Attending the Tokyo Motor Show in October last year, Mr Carlos Ghosn, the head of Renault-Nissan, said the electric car is 'no longer a daydream - the technology allows it now'. He predicted that pure-electric vehicles could account for 10 per cent of all new car purchases by 2020 - by far the most ambitious forecast in the industry.

By contrast, US research firm CSM Worldwide estimates that automakers around the world will build only 100,000 electric cars in 2015, accounting for about 0.1 per cent of total production.

The main barriers to widespread adoption of electric cars are high cost, limited range and lack of infrastructure. Most electric cars can be driven for no more than about 160km before their batteries have to be recharged or swopped for a full battery. In the tropics, this range may be cut by up to 20 per cent when driving with air-conditioning.

However, research shows that most car owners in the US, Europe and Japan drive less than 100km a day, making electric vehicles a practical proposition, except on long journeys.

The cost premium of green driving is a bigger obstacle. Mitsubishi's i-MiEV model that will be tested in Singapore retails for about $160,000, around $100,000 more than the petrol version. The early electric models will remain expensive because of their relatively small sales volumes and high battery costs.

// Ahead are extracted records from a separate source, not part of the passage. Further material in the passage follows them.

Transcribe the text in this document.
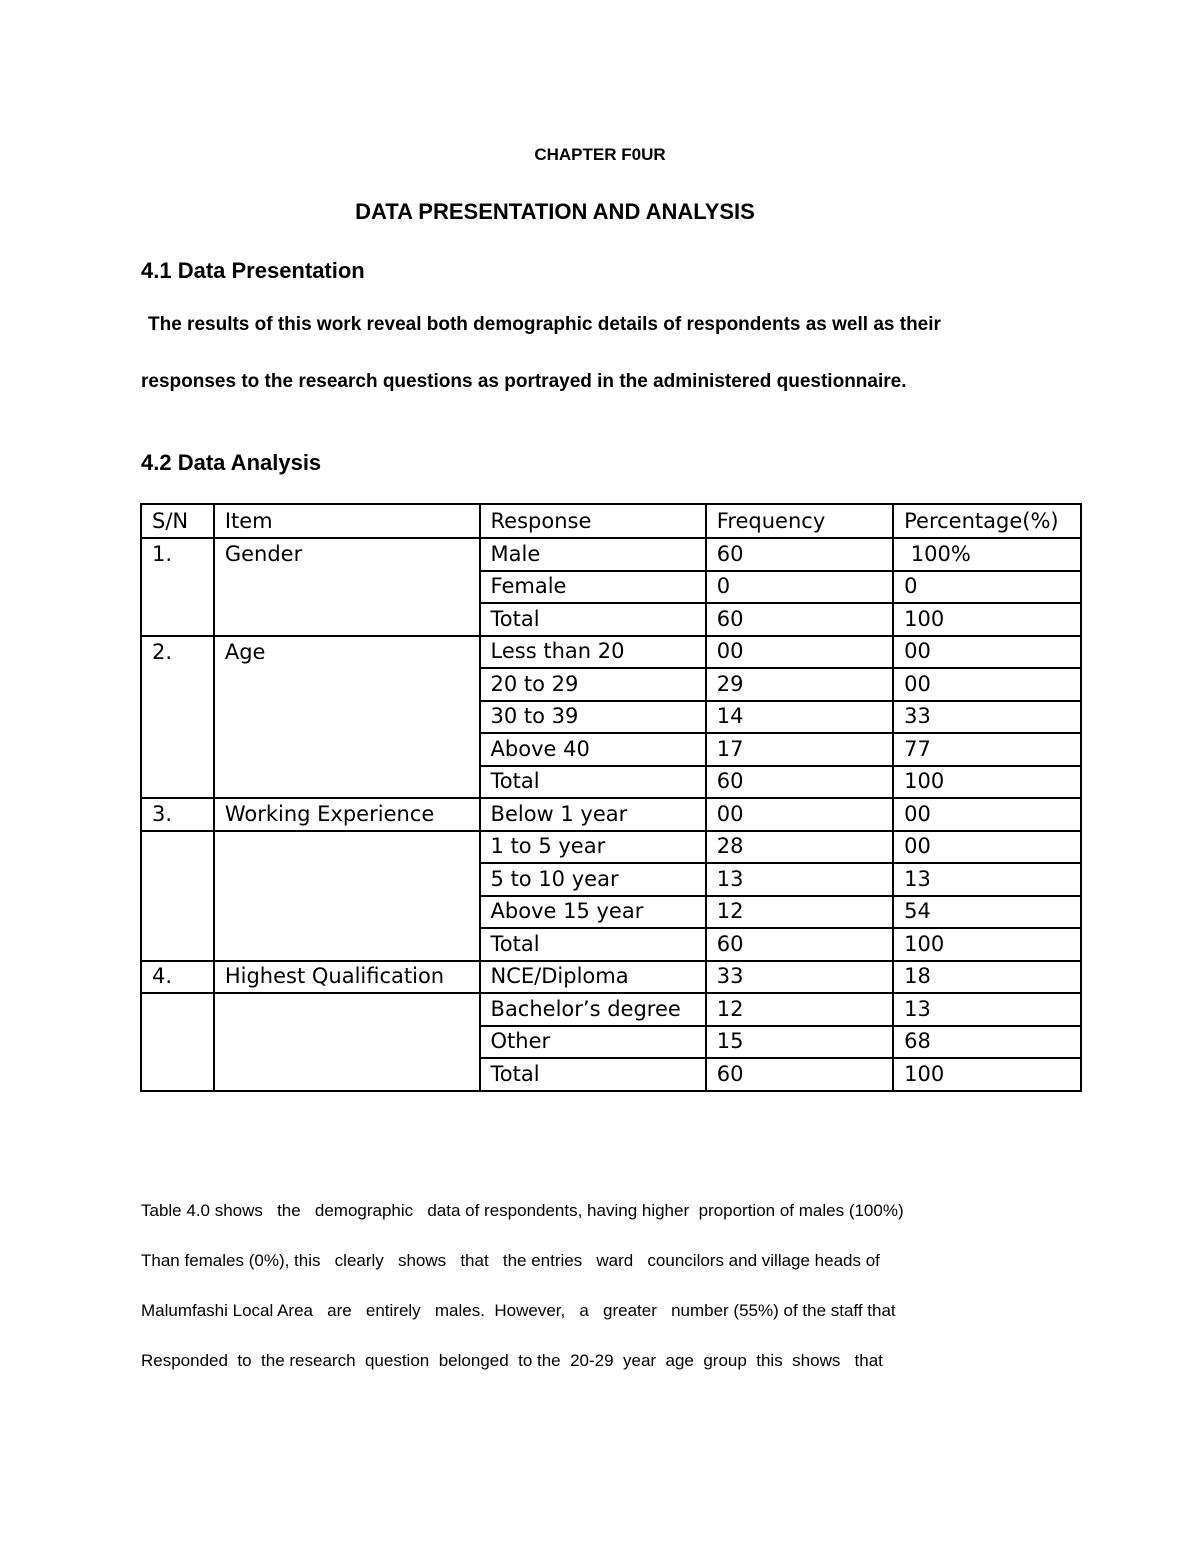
CHAPTER F0UR
DATA PRESENTATION AND ANALYSIS
4.1 Data Presentation
The results of this work reveal both demographic details of respondents as well as their
responses to the research questions as portrayed in the administered questionnaire.
4.2 Data Analysis
S/N	Item	Response	Frequency	Percentage(%)
1.	Gender	Male	60	100%
		Female	0	0
		Total	60	100
2.	Age	Less than 20	00	00
		20 to 29	29	00
		30 to 39	14	33
		Above 40	17	77
		Total	60	100
3.	Working Experience	Below 1 year	00	00
		1 to 5 year	28	00
		5 to 10 year	13	13
		Above 15 year	12	54
		Total	60	100
4.	Highest Qualification	NCE/Diploma	33	18
		Bachelor’s degree	12	13
		Other	15	68
		Total	60	100
Table 4.0 shows   the   demographic   data of respondents, having higher  proportion of males (100%)
Than females (0%), this   clearly   shows   that   the entries   ward   councilors and village heads of
Malumfashi Local Area   are   entirely   males.  However,   a   greater   number (55%) of the staff that
Responded  to  the research  question  belonged  to the  20-29  year  age  group  this  shows   that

New lithium-ion batteries, the technology expected to underpin the next wave of hybrid and electric vehicles, provide the same power at half the weight of the current standard nickel-metal hydride batteries. However, lithium batteries cost three to four times as much as nickel ones, and the price of the older technology is continuing to drop fast.

Britain, France and the US are offering substantial tax rebates to encourage more people to buy plug-in hybrid and electric cars. Renault-Nissan is considering leasing lithium batteries to reduce the upfront cost to buyers of its electric cars.

In China, Japan, Singapore, Israel, Denmark and the US, governments and the private sector are teaming up to work out the best ways of establishing networks of rapid recharging or battery-swopping stations.

Electric power is promising a revolution in road transport. But there will be consumer resistance as long as inconvenience and added costs remain significant factors.

The writer is a visiting senior research fellow at the Institute of Southeast Asian Studies.